The clinical interpretation of myocardial ischemia during stress echocardiography is a manual process done by eye, and is therefore subject to variability. Automated quantification of segmental longitudinal strain (SLS) has the potential to provide valuable information to augment the clinical assessment of myocardial ischemia.

Methods

  • 188 participants were collected from routine stress echocardiograms at clinical St George’s Hospital.​
  • Left ventricular peak systolic SLS values were obtained from the apical 2 and 4 chamber views using the AI-driven software EchoGo Core v2.0.​
  • No manual correction or editing of automated analysis was permitted.​
  • Regional ischaemia was defined as the observation of regional wall motion abnormalities (RWMAs) by three qualified cardiac physiologists.​

    Operators were asked to score RWMAs using the 18-segment model with the following criteria:​

    1: Normal​

    2: Hypokinetic​

    3: Akinetic​

  • Ischaemic burden was estimated by the number of segments with RWMAs.​

  • Agreement in the observation of RWMAs between operators was assessed using the intraclass correlation coefficient using a two-way random effects model using the absolute agreement on the mean of readers. ​

  • Differences in SLS between normal, hypokinetic and akinetic segments was assessed using analysis of variance (ANOVA) and subsequent t-test.​

  • ROC curve analysis was used to predict the presence of operator identified RWMAs using SLS values. 

Results

RWMAs were identified in 85 patients (45.2%). Agreement between operators across all observations (n=1617) was high, with an ICC of 0.953 (0.94, 0.96).

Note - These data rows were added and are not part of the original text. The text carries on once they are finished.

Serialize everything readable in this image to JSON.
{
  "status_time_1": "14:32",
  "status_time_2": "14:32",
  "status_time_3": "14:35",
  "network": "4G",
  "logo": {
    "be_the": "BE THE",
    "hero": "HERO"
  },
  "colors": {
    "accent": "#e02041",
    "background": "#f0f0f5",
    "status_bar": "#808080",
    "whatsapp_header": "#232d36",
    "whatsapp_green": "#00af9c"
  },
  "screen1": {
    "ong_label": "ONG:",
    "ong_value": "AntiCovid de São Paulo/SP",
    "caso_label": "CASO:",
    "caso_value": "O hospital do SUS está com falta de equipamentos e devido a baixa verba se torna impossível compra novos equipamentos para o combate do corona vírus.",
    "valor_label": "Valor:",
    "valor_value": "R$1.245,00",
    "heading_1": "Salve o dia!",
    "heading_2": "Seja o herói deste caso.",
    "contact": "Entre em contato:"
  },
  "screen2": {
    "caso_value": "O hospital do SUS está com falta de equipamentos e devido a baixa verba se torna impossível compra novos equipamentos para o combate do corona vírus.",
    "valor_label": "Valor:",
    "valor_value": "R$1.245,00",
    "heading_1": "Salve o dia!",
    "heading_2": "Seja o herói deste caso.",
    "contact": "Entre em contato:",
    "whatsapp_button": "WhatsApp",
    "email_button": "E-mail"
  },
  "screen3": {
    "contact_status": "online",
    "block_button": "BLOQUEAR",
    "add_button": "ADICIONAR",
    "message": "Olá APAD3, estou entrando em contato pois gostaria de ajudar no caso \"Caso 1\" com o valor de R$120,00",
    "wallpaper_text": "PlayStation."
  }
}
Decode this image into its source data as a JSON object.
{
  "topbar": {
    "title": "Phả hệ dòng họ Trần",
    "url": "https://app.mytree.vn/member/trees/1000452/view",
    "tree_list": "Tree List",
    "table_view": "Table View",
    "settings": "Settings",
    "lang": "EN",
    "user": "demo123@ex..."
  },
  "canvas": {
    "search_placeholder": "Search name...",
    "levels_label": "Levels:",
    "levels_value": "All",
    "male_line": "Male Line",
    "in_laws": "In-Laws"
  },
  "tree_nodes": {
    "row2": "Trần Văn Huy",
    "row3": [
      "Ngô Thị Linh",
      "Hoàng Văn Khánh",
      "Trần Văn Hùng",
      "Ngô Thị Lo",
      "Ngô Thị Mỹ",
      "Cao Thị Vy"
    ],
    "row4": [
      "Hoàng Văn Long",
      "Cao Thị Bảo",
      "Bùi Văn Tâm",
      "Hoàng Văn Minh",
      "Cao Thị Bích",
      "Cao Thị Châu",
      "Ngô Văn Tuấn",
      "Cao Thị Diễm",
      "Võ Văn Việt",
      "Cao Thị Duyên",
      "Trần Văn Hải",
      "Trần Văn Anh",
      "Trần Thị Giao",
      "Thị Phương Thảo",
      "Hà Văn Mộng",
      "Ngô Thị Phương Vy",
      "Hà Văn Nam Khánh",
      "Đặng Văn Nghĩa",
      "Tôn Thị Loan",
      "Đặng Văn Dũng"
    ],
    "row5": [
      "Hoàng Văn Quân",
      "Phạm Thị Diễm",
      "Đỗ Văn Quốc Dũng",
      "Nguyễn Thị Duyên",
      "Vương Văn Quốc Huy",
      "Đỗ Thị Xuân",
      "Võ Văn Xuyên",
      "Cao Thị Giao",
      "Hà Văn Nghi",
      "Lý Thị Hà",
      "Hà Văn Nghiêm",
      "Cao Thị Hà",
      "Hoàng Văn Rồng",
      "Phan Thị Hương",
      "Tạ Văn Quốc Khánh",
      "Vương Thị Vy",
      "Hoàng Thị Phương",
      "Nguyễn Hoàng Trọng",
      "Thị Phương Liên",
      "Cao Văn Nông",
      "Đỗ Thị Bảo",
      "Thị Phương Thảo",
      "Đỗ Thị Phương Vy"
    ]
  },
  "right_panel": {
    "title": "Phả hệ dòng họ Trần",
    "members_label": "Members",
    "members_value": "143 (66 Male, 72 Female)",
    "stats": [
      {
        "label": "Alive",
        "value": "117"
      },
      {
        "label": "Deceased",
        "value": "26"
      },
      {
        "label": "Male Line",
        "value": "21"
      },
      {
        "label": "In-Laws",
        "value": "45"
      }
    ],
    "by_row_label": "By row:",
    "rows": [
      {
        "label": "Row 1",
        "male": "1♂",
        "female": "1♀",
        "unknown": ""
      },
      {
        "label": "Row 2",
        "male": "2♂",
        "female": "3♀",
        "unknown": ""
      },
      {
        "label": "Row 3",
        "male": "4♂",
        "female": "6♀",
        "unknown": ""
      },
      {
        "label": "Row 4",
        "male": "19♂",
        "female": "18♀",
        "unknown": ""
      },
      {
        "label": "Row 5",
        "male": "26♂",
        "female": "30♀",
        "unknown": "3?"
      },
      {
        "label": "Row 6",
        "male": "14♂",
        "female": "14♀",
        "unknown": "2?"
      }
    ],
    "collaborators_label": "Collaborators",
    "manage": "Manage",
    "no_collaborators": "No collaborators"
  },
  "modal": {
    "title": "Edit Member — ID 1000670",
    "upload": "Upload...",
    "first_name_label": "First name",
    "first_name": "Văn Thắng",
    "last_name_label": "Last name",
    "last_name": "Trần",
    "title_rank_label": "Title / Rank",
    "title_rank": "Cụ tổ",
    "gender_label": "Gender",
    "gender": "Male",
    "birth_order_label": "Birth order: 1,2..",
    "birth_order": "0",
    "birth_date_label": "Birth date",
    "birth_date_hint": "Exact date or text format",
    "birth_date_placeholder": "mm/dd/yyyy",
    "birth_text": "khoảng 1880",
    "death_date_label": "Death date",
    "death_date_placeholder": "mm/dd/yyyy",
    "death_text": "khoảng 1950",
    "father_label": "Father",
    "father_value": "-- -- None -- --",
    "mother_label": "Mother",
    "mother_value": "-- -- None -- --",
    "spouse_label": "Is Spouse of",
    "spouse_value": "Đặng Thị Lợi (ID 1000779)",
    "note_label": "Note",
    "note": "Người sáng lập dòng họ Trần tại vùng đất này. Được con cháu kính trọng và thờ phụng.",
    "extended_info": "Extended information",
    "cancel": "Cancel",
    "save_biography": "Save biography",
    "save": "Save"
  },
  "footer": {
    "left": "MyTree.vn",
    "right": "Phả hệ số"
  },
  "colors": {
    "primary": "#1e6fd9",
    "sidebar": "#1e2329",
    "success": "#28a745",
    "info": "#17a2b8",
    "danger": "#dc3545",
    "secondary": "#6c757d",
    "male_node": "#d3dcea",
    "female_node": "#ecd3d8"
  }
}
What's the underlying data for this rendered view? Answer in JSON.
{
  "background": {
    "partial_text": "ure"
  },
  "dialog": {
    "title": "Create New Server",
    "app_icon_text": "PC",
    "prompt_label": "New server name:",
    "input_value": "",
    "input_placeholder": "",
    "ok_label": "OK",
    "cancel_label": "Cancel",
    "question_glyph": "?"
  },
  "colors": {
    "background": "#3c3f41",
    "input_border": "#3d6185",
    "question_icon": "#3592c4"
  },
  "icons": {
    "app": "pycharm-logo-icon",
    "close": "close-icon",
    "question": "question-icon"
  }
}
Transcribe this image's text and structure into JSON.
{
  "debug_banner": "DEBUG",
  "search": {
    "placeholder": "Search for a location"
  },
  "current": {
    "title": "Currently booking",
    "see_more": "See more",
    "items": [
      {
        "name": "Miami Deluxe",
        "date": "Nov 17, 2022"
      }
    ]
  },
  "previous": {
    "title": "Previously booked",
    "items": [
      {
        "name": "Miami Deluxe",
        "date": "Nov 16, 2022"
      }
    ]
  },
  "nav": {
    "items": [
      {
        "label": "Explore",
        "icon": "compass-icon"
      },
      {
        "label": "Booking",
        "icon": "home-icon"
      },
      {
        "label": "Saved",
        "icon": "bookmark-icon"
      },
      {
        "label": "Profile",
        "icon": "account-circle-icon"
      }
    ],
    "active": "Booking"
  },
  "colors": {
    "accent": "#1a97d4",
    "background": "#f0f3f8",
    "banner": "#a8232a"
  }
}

This was due to operators tending to agree on segments with normal wall motion. However, agreement dropped when assessed at the level of individual segments (Figure 1). The basal anterior and basal anteroseptal were segments where inter-operator agreement was 0.59 (0.37, 0.72) and  0.57 (0.29, 0.73), respectively. The ICC for other segments ranged from 0.74 to 0.87. Apical segments tended to display the highest agreement.

Conclusion

Fully automated assessment of SLS in patients with suspected ischemic heart disease is feasible and is indicative of RWMAs. This data suggests that automated SLS values have potential to provide useful, unbiased information to aid in the detection of myocardial ischemia.